È opportuno evidenziare che, ai sensi dell'art. 5, primo comma, del predetto decreto, ai fini della liquidazione dei compensi a carico del soc-
combente, nei giudizi per pagamento di somme o liquidazione di danni deve aversi riguardo alla somma attribuita alla parte vincitrice piuttosto che a quella domandata.
Analogo principio va applicato in relazione all'importo versato a titolo di contributo unificato ex artt. 9 e ss. D.P.R. 115/2002 (Testo unico in materia di spese di giustizia).

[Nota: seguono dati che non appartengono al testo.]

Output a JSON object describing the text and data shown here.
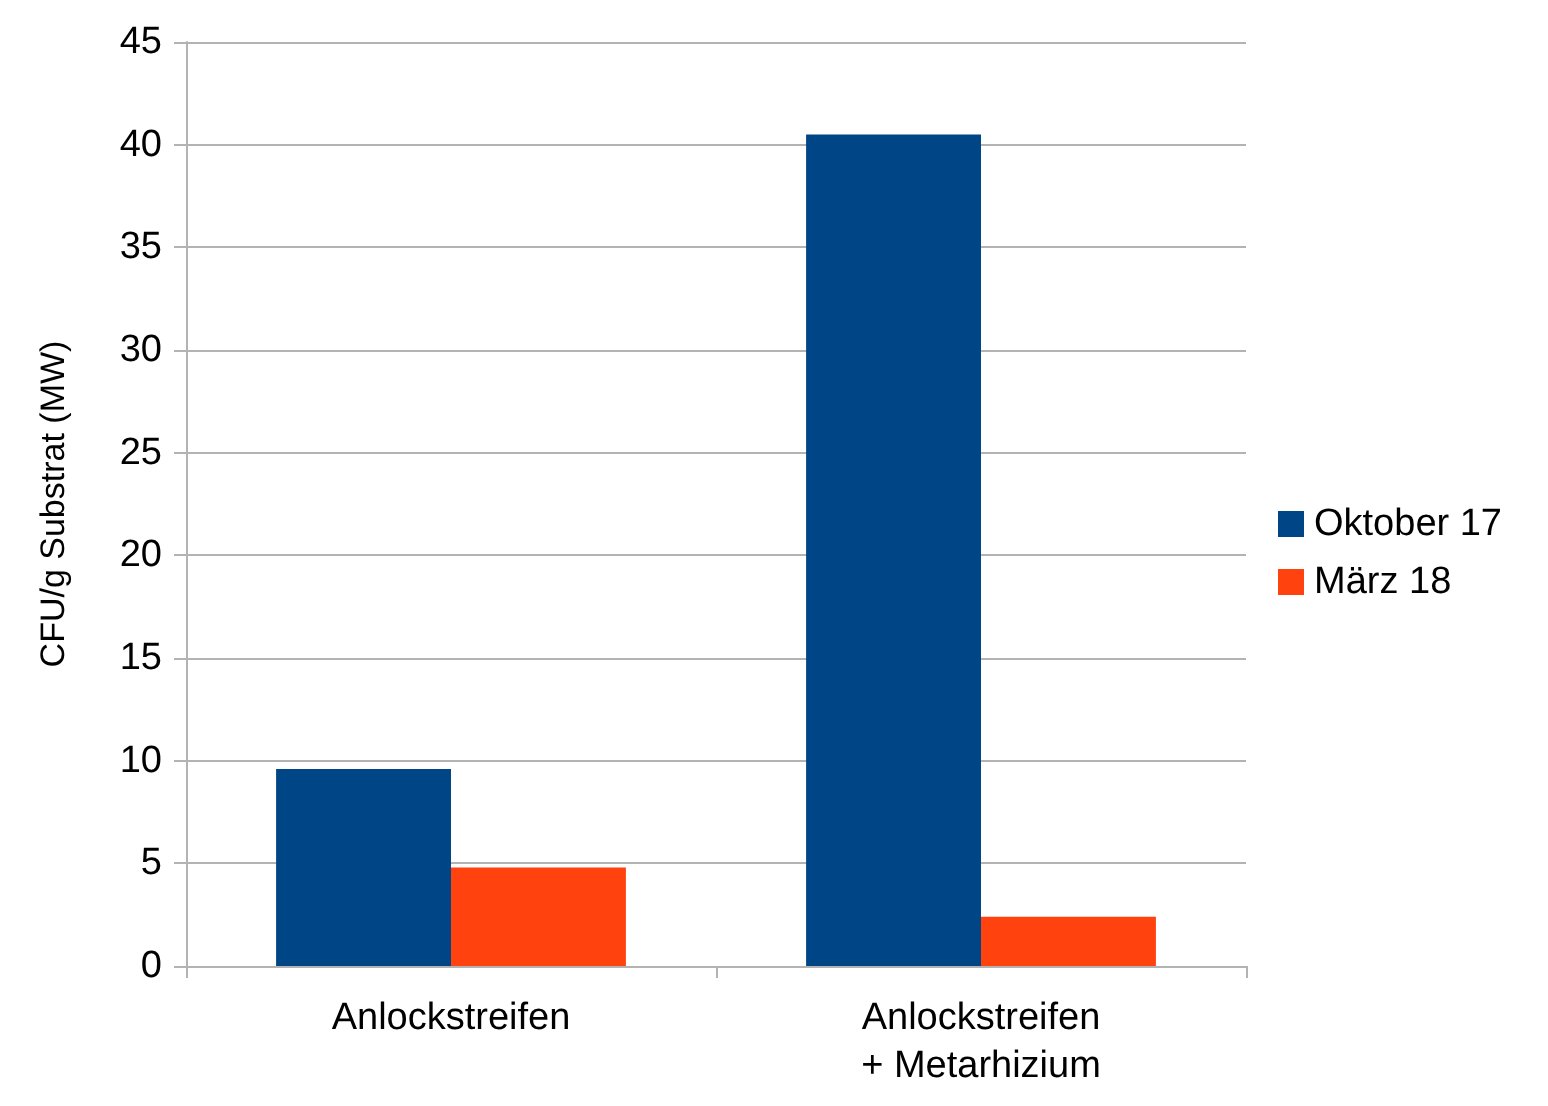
{
  "chart_data": {
    "type": "bar",
    "ylabel": "CFU/g Substrat (MW)",
    "categories": [
      "Anlockstreifen",
      "Anlockstreifen\n+ Metarhizium"
    ],
    "series": [
      {
        "name": "Oktober 17",
        "color": "#004586",
        "values": [
          9.6,
          40.5
        ]
      },
      {
        "name": "März 18",
        "color": "#ff420e",
        "values": [
          4.8,
          2.4
        ]
      }
    ],
    "ylim": [
      0,
      45
    ],
    "yticks": [
      0,
      5,
      10,
      15,
      20,
      25,
      30,
      35,
      40,
      45
    ],
    "grid": "y",
    "legend": "right"
  }
}
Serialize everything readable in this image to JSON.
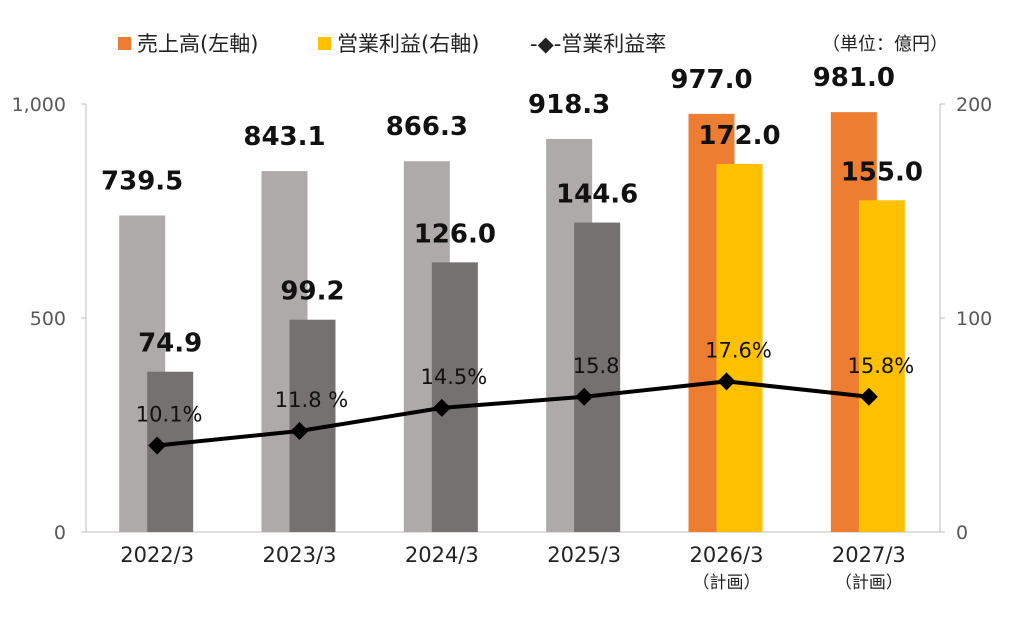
{
  "chart_data": {
    "type": "bar",
    "unit_label": "（単位：億円）",
    "categories": [
      "2022/3",
      "2023/3",
      "2024/3",
      "2025/3",
      "2026/3",
      "2027/3"
    ],
    "category_notes": [
      "",
      "",
      "",
      "",
      "（計画）",
      "（計画）"
    ],
    "series": [
      {
        "name": "売上高(左軸)",
        "axis": "left",
        "values": [
          739.5,
          843.1,
          866.3,
          918.3,
          977.0,
          981.0
        ],
        "labels": [
          "739.5",
          "843.1",
          "866.3",
          "918.3",
          "977.0",
          "981.0"
        ],
        "colors": [
          "#aeaaaa",
          "#aeaaaa",
          "#aeaaaa",
          "#aeaaaa",
          "#ed7d31",
          "#ed7d31"
        ]
      },
      {
        "name": "営業利益(右軸)",
        "axis": "right",
        "values": [
          74.9,
          99.2,
          126.0,
          144.6,
          172.0,
          155.0
        ],
        "labels": [
          "74.9",
          "99.2",
          "126.0",
          "144.6",
          "172.0",
          "155.0"
        ],
        "colors": [
          "#757171",
          "#757171",
          "#757171",
          "#757171",
          "#ffc000",
          "#ffc000"
        ]
      },
      {
        "name": "営業利益率",
        "type": "line",
        "values": [
          10.1,
          11.8,
          14.5,
          15.8,
          17.6,
          15.8
        ],
        "labels": [
          "10.1%",
          "11.8 %",
          "14.5%",
          "15.8",
          "17.6%",
          "15.8%"
        ],
        "color": "#000000"
      }
    ],
    "left_axis": {
      "ylim": [
        0,
        1000
      ],
      "ticks": [
        "0",
        "500",
        "1,000"
      ]
    },
    "right_axis": {
      "ylim": [
        0,
        200
      ],
      "ticks": [
        "0",
        "100",
        "200"
      ]
    },
    "line_scale": {
      "ylim": [
        0,
        50
      ]
    },
    "legend": {
      "placement": "top",
      "items": [
        {
          "label": "売上高(左軸)",
          "color": "#ed7d31"
        },
        {
          "label": "営業利益(右軸)",
          "color": "#ffc000"
        },
        {
          "label": "-◆-営業利益率",
          "color": "#000000"
        }
      ]
    }
  }
}
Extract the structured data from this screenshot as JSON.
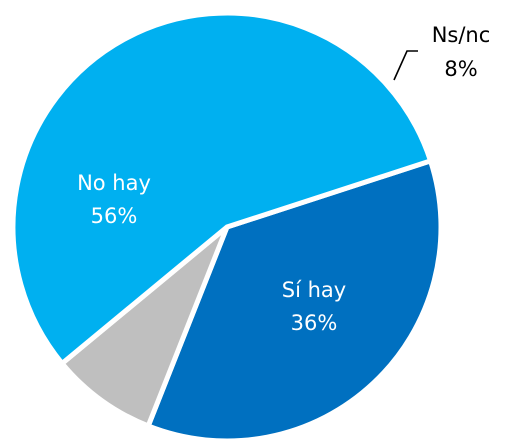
{
  "chart_data": {
    "type": "pie",
    "slices": [
      {
        "label": "Sí hay",
        "value": 36,
        "value_label": "36%",
        "color": "#0070C0"
      },
      {
        "label": "Ns/nc",
        "value": 8,
        "value_label": "8%",
        "color": "#BFBFBF"
      },
      {
        "label": "No hay",
        "value": 56,
        "value_label": "56%",
        "color": "#00B0F0"
      }
    ],
    "unit": "%",
    "legend": "none",
    "label_placement": "Sí hay and No hay inside their slices; Ns/nc outside with a leader line"
  }
}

Le spese della consulenza tecnica d'ufficio – anticipate da parte attore
– vanno poste, in via definitiva, a carico del Controparte_1
❖❖❖
Così deciso a Palermo il 27 giugno 2025
Il G.O.T.
Adriana Pandolfo
Il presente verbale viene redatto su documento informatico e, previa lettura alle parti, sottoscritto con
firma digitale dal Giudice Adriana Pandolfo, in conformità alle prescrizioni del combinato disposto dell'art. 4
del D.L. 29/12/2009, n. 193, conv. con modifiche dalla L. 22/2/2010, n. 24, e del decreto legislativo
7/3/2005, n. 82, e succ. mod. e nel rispetto delle regole tecniche sancite dal decreto del ministro della Giu-
stizia 21/2/2011, n. 44.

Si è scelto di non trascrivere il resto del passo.